In March 2022, it was announced the collection would move to Fairfield in partnership with the Gaelic-American Club (GAC), a plan that was unanimously voted for by the Quinnipiac Board of Trustees. A selective exhibition opened temporarily on Old Post Road that September and October, pending establishment of the new museum site. It is now coordinated as the Ireland’s Great Hunger Museum of Fairfield.

==Collection==
Works by noted contemporary Irish artists are featured in the museum's permanent collection including internationally known sculptors John Behan, Rowan Gillespie and Éamonn O'Doherty; as well as contemporary visual artists, Robert Ballagh, Alanna O'Kelly, Brian Maguire and Hughie O'Donoghue. Featured paintings include several important 19th- and 20th‐century works by artists such as James Brenan, Daniel Macdonald, James Arthur O'Connor and Jack B. Yeats.

Ireland's Great Hunger Museum at Quinnipiac University publishes a series of booklets called Famine Folios, a unique resource for students, scholars and researchers, as well as general readers, covering many aspects of the Famine in Ireland from 1845 to 1852 — the worst demographic catastrophe of 19th-century Europe. The essays are interdisciplinary in nature, and make available new research in Famine studies by internationally established scholars in history, art history, cultural theory, philosophy, media history, political economy, literature and music.
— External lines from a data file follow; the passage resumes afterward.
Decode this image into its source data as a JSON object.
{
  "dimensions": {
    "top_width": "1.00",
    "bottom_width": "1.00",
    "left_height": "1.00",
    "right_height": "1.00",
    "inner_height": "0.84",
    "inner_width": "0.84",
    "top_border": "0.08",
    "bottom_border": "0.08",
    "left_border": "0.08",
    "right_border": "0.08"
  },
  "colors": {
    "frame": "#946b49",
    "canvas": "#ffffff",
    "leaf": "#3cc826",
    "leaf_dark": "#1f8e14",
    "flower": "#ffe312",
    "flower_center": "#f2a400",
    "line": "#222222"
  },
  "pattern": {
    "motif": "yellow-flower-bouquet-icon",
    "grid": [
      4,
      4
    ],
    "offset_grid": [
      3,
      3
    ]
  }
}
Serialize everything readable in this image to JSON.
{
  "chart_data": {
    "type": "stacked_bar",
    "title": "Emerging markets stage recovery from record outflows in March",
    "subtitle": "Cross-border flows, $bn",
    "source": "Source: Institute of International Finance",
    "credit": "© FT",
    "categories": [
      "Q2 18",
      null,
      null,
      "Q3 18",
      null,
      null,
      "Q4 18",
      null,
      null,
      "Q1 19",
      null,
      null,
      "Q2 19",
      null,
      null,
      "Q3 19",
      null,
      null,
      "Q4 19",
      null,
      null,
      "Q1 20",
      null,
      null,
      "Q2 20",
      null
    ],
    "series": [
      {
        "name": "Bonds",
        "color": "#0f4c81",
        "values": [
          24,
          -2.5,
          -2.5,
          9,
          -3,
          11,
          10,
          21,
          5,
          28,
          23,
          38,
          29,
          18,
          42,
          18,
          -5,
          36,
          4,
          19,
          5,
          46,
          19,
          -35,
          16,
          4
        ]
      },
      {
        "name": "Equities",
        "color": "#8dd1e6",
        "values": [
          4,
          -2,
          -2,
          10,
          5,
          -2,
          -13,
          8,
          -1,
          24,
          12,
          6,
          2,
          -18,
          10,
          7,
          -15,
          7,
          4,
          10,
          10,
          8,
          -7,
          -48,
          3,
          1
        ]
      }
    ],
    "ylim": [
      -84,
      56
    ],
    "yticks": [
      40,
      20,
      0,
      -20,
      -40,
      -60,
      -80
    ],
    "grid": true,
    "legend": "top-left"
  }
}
This publication's initiative was devised to augment the museum experience, and is part of the museum's commitment to making its collection accessible to audiences of all ages and levels of educational interest. The pamphlets are produced to the highest level, beautifully illustrated with works from the museum and related collections. It ensures that audiences have access to the latest scholarship as it pertains to both the historical and contemporary dimensions of the collection.